Monday, June 8, 2009

And Away!


One benefit of working on antique machines is long render times. A sequence which would take five minutes on a newer computer can take hours on one that's just a few years old.

Two hours of waiting, plenty of time to skip out to the movies.

Prior to sneaking out to see "Up", I had only see a couple feature films from Pixar. I liked the fish one, it hit all the right marks. The superhero one left me cold, if I were a 12 year old it may have seemed clever.

"Up" starts out strong enough. A real human, in a real state. Even though its a little sappy, its a well earned.

The first ten, fifteen minutes establish a concrete reality. I don't mean a house-flying or not-house-flying reality, I mean the old guy behaves in a recognizably human fashion. And it's not a kiddie movie. What eight year old knows the long ache of bygone love? It's a cheap emotion, for sure, but it's a real emotion -reminiscent of Jonas Odell's "Family and Friends" -a little dark, a little humorous.

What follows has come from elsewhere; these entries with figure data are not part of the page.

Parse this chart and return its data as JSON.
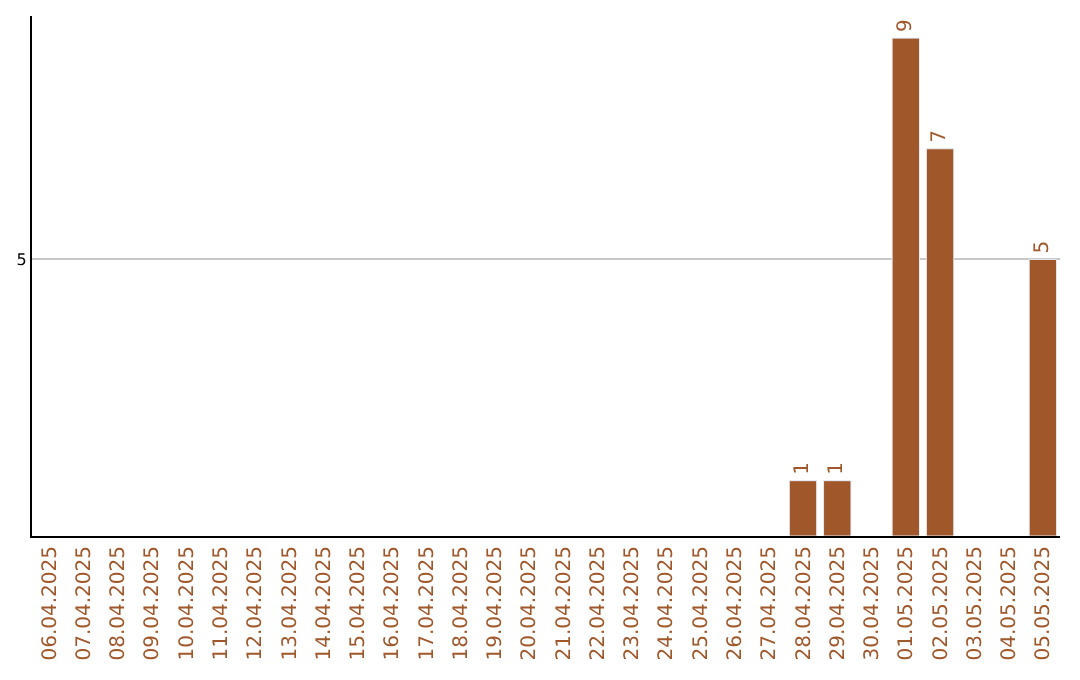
{
  "chart_data": {
    "type": "bar",
    "categories": [
      "06.04.2025",
      "07.04.2025",
      "08.04.2025",
      "09.04.2025",
      "10.04.2025",
      "11.04.2025",
      "12.04.2025",
      "13.04.2025",
      "14.04.2025",
      "15.04.2025",
      "16.04.2025",
      "17.04.2025",
      "18.04.2025",
      "19.04.2025",
      "20.04.2025",
      "21.04.2025",
      "22.04.2025",
      "23.04.2025",
      "24.04.2025",
      "25.04.2025",
      "26.04.2025",
      "27.04.2025",
      "28.04.2025",
      "29.04.2025",
      "30.04.2025",
      "01.05.2025",
      "02.05.2025",
      "03.05.2025",
      "04.05.2025",
      "05.05.2025"
    ],
    "values": [
      null,
      null,
      null,
      null,
      null,
      null,
      null,
      null,
      null,
      null,
      null,
      null,
      null,
      null,
      null,
      null,
      null,
      null,
      null,
      null,
      null,
      null,
      1,
      1,
      null,
      9,
      7,
      null,
      null,
      5
    ],
    "color": "#a0572a",
    "ylim": [
      0,
      9.4
    ],
    "yticks": [
      5
    ],
    "grid": "y",
    "data_labels": true,
    "legend": false
  }
}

Then, in the lingua franca of the internet - WTF? "Up" is less a hot air balloon, more of a 30,000 foot drop into kiddie film. The craft of the writing is evident -people laugh at jokes that aren't clever or remotely funny because they are properly timed and executed.

Here's what bugs me. Romeo and Juliet, you know Romeo and Juliet, they fall in love but their families will kill one another if they find out. This grim fact colors and forces every action that follows. In "Up" we've got this old guy set on remembering his wife in a grand fashion, there's a kid that tags along (because it seems like the buddy film is the new Broadway musical)and then we get unnecessary hijinx.

I'll admit, I hate the hijinx. I like the crabby old man.

Here's the real thing: the old man, in the presence of his childhood hero, his dead wife's childhood hero, the catalyst for their love decides FOR NO REASON AT ALL to obstruct the hero's seemingly innocent (if obsessive) quest for redemption thus throwing away all hope of finishing his own quest.

Beyond the first section, I found the film to be a mess of cuteness and unmotivated characters. Big disappointment, especially compared to "Finding Nemo" which used many of the same tropes but maintained emotional realism throughout.

Notice how I hadn't mentioned the "Real 3D". It's a creatively bankrupt gimmick which adds absolutely nothing, and possibly detracts from the film experience.

And the "balloon" musical theme is noticeably overused and not very good.

1 comment:

Elliot Cowan said...

I thought it was mostly boring.

It's an attempt to animate David Lynch's "A Straight Story".